Proposition. Let $M$ be a complete Riemannian manifold and $x,y \in M\times M$, $x\neq y$. Then the following are equivalent:

  • The Riemannian distance $d:M\times M\rightarrow[0,\infty)$ is smooth in a neighbourhood of $(x,y)$.

  • There is only one length minimising geodesic connecting the points $x$ and $y$ and they are not conjugate along that geodesic.


Proof of Proposition. The Proposition follows from the three Lemmas below which freely use some properties of the so called segment domains $\Sigma_x=\{w\in T_xM: d(x,\exp_x(w))=\vert w \vert\}$:

  1. $\exp_x: \mathrm{int} \Sigma_x\rightarrow M$ is a diffeomorphism onto its image [Gallot-Lafontaine, Corollary 3.77 or Petersen, Lemma 5.7.8 and Proposition 5.7.10]
  2. $M= \exp_x(\mathrm{int}\Sigma_x)\cup\exp_x(\partial \Sigma_x)$ and the union is disjoint [Gallot-Lafontaine, Proposition 2.113].
  3. Denote $\partial^1\Sigma_x = \{w\in \partial \Sigma_x: \exp_x(w)=\exp_x(w')$ for some $w'\in \partial \Sigma_x\backslash\{w\}\}$. Then:
    • If $w\in \partial \Sigma_x\backslash \partial^1\Sigma_x$, then $D\exp_x\vert_w$ is singular. [Gallot-Lafontaine, Scholium 3.78 or Petersen, Lemma 5.78 ]
    • $\exp_x(\partial^1\Sigma_x) \subset \exp_x(\partial \Sigma_x)$ is dense [Sakai, Remark 4.9], see also [Klingenberg, Theorem 2.1.12 & 14] as well as here.

Lemma 1. $d^2(x,\cdot):M\rightarrow [0,\infty)$ is smooth in a neighbourhood of $y$ if and only if $y\in \exp_x(\mathrm{int} \Sigma_x).$

Proof.
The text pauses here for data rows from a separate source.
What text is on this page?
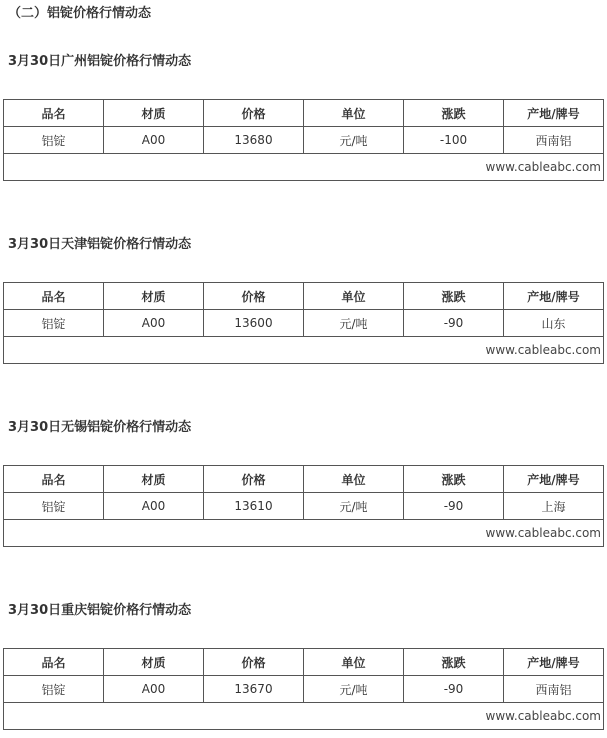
（二）铝锭价格行情动态
3月30日广州铝锭价格行情动态
品名	材质	价格	单位	涨跌	产地/牌号
铝锭	A00	13680	元/吨	-100	西南铝
www.cableabc.com					
3月30日天津铝锭价格行情动态
品名	材质	价格	单位	涨跌	产地/牌号
铝锭	A00	13600	元/吨	-90	山东
www.cableabc.com					
3月30日无锡铝锭价格行情动态
品名	材质	价格	单位	涨跌	产地/牌号
铝锭	A00	13610	元/吨	-90	上海
www.cableabc.com					
3月30日重庆铝锭价格行情动态
品名	材质	价格	单位	涨跌	产地/牌号
铝锭	A00	13670	元/吨	-90	西南铝
www.cableabc.com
On (the open set) $\exp_x(\mathrm{int}\Sigma_x)$ we have $d(x,y)^2 = \vert \exp_x^{-1}(y)\vert^2$ which is clearly a smooth function in $y$. For the converse assume that $d(x,\cdot)^2$ is smooth on some open set $U\subset M$ and note that it suffices to prove $$U \cap \exp_x(\partial \Sigma_x) = \emptyset \tag{1}.$$ Without loss of generality we may assume that $x\notin U$, then also $d(x,\cdot)$ is smooth in $U$ and has a gradient $G\in C^\infty(U;TM)$. Let $\gamma:[0,l]\rightarrow M$ be a length minimising unit-speed geodesic with $\gamma(0)=x$ and $y=\gamma(l)\in U$. Then $d(x,\gamma(t))=t$ and differentiation yields $$\langle G_y, \dot \gamma(l)\rangle = 1. \tag{*} $$ Since $d(x,\cdot)$ is Lipschitz with constant $\le 1$ (triangle inequality) we have $\vert G_y \vert \le 1$. Further $\vert \dot \gamma(l) \vert =1$ and in light of (*) this is only possible if $ G_y = \dot \gamma(l). $ We conclude: $$\text{Length minimising geodesics which start in $x$ don't intersect in $U$.} \tag{2}$$ Now we can prove (1). Assume to the contrary that $U \cap \exp_x(\partial \Sigma_x) \neq \emptyset$. Then by densitity of $\exp_x(\partial^1 \Sigma_x)$ we also have $U \cap \exp_x(\partial^1 \Sigma_x) \neq \emptyset$ and there are $w,w'\in \partial \Sigma_x$ with $w\neq w'$ and $\exp_x(w) = \exp_x(w')\in U$, which is in contradiction to (2).

Lemma 2. $d^2:M\times M\rightarrow [0,\infty)$ is smooth in a neighbourhood of $(x,y)$ if and only if $y \in \exp_x(\mathrm{int} \Sigma_x)$.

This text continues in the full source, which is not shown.